Publié le 25-12-2025
Pourquoi la Tunisie crée peu de champions économiques
Source : Rapport National sur l’Entreprise en Tunisie – Année 2025, première édition, publié par l’Institut Arabe des Chefs d’Entreprises (IACE). Données issues du Registre National des Entreprises (RNE), de la Direction Générale des Impôts (DGI) et des enquêtes de la Banque mondiale.

La Tunisie ne manque ni d’entrepreneurs, ni d’initiatives, ni même d’entreprises. Pourtant, un constat s’impose avec régularité : le pays crée très peu de champions économiques, capables de s’imposer durablement sur les marchés régionaux et internationaux. Ce déficit n’est pas le fruit du hasard, mais le résultat de blocages structurels profonds.
Un tissu économique dense mais fragmenté
Le tissu entrepreneurial tunisien est dominé par les micro-entreprises, tandis que les PME et les grandes entreprises restent numériquement limitées. Cette structure empêche la constitution de masses critiquesindispensables à l’investissement, à l’innovation et à l’export.
Créer une entreprise est relativement accessible. La faire grandir est l’exception.La transition entre micro-entreprise, PME et grande entreprise demeure rare, ce qui freine l’émergence de leaders sectoriels.
Grandir, un risque plus qu’une opportunité
Dans l’environnement actuel, la croissance est souvent perçue comme un risque. Se développer implique davantage de contraintes fiscales, sociales et administratives, sans contrepartie claire en termes d’accompagnement ou d’accès aux marchés.

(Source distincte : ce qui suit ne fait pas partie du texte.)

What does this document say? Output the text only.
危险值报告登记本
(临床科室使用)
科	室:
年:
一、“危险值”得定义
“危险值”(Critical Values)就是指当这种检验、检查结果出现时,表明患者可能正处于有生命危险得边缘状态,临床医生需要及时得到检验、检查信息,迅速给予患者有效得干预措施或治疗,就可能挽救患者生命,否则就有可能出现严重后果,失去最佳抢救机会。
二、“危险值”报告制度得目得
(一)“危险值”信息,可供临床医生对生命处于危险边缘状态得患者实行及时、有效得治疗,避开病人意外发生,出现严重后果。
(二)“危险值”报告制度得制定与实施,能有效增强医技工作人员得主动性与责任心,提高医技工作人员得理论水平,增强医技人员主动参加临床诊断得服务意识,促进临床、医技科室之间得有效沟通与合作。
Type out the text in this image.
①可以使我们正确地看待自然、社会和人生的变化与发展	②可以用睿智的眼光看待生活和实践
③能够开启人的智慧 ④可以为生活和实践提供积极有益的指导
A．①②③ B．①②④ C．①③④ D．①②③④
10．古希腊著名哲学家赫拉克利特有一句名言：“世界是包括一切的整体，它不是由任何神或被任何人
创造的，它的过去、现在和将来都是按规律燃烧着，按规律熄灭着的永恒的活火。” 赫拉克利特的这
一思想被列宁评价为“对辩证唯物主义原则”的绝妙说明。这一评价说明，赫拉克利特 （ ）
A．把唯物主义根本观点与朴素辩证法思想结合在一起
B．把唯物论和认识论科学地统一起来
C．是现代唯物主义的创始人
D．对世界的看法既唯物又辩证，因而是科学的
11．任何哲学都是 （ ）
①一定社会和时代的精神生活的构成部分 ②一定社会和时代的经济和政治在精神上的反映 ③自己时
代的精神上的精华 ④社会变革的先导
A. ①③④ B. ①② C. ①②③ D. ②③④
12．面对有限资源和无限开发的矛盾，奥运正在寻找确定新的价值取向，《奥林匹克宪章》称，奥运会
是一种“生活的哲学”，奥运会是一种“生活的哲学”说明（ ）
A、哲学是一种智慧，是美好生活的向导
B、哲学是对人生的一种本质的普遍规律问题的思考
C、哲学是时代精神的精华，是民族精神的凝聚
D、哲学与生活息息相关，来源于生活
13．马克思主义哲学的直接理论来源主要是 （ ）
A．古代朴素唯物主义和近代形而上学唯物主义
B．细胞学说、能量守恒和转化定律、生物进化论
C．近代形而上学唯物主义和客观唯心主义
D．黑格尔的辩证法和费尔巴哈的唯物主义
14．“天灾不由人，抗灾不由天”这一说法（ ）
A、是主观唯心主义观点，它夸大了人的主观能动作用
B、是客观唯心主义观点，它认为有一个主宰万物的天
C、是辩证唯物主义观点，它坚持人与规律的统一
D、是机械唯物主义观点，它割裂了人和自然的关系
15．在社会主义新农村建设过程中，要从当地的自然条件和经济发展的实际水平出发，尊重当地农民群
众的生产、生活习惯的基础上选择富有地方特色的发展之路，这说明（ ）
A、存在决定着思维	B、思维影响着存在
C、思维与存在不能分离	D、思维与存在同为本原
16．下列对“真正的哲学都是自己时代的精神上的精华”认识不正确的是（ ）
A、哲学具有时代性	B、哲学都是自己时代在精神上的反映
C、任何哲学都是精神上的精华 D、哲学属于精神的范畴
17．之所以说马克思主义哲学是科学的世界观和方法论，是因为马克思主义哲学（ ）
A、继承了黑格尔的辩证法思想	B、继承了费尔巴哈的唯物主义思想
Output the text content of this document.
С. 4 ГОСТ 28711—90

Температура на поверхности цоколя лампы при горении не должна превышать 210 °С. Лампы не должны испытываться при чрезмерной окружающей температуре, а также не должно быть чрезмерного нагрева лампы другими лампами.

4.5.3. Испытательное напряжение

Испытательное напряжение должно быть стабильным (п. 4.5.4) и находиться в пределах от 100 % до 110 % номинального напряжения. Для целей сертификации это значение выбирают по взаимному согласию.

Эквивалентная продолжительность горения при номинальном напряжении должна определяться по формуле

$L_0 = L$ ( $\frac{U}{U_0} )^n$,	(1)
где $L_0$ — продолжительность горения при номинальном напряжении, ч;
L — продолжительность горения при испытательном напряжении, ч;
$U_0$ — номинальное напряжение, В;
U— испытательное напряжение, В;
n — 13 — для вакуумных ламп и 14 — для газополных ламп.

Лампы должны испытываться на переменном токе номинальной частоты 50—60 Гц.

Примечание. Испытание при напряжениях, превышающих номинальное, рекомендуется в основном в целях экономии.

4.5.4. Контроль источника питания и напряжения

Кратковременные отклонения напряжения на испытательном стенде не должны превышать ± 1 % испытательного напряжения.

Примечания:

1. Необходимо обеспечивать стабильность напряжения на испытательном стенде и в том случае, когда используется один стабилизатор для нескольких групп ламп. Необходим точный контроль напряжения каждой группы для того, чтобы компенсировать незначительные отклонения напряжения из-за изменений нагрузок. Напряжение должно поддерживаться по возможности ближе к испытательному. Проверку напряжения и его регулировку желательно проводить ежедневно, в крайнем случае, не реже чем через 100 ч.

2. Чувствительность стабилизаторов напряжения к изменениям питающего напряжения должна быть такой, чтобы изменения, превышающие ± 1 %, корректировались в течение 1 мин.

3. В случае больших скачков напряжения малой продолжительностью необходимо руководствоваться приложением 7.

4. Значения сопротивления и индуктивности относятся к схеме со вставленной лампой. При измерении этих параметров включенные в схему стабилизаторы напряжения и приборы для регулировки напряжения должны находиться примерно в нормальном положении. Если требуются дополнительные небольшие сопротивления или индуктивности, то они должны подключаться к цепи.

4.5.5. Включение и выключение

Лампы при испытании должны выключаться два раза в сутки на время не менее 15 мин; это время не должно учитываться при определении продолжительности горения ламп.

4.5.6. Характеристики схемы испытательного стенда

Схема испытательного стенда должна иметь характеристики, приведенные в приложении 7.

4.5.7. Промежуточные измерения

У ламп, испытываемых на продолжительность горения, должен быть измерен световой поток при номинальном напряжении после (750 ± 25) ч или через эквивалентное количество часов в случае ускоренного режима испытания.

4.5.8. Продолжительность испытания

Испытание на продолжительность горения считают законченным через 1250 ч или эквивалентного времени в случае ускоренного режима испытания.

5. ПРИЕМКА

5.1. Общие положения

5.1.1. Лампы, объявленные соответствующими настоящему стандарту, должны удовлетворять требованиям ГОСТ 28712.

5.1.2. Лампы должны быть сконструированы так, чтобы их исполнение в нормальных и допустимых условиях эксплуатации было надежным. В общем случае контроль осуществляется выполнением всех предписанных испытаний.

Beaucoup d’entrepreneurs adoptent ainsi une stratégie défensive : rester petits pour survivre, plutôt que grandir pour conquérir. Ce comportement rationnel à l’échelle individuelle devient un frein collectif à la compétitivité nationale.
Financement et innovation : le maillon faible
Les champions économiques naissent de l’investissement et de l’innovation. Or, l’accès au financement de long terme reste limité, en particulier pour les entreprises en phase de croissance. Les capacités de recherche, de développement et de montée en gamme technologique demeurent insuffisamment soutenues.
Sans innovation, sans capital et sans vision exportatrice, les entreprises tunisiennes restent cantonnées à des segments à faible valeur ajoutée, souvent dépendants de la sous-traitance.
Absence de chaînes de valeur structurées
Le rapport souligne également la faiblesse des chaînes de valeur locales. Les grandes entreprises, peu nombreuses, ne jouent pas suffisamment leur rôle de locomotive pour entraîner un réseau de PME performantes autour d’elles.
À l’inverse de nombreux pays émergents, la Tunisie peine à créer des écosystèmes intégrés où les entreprises grandissent ensemble, partagent des compétences et accèdent à des marchés plus vastes.
Conclusion : créer des champions est un choix stratégique
Les champions économiques ne naissent pas spontanément. Ils sont le résultat de choix politiques, économiques et industriels clairs. Tant que la Tunisie privilégiera la multiplication des micro-initiatives au détriment de la structuration et de la montée en gamme, l’émergence de leaders restera marginale.
Créer des champions, ce n’est pas favoriser quelques entreprises, mais élever l’ensemble du tissu productif. Sans cette ambition, la croissance restera fragile, dispersée et insuffisante pour répondre aux défis économiques du pays.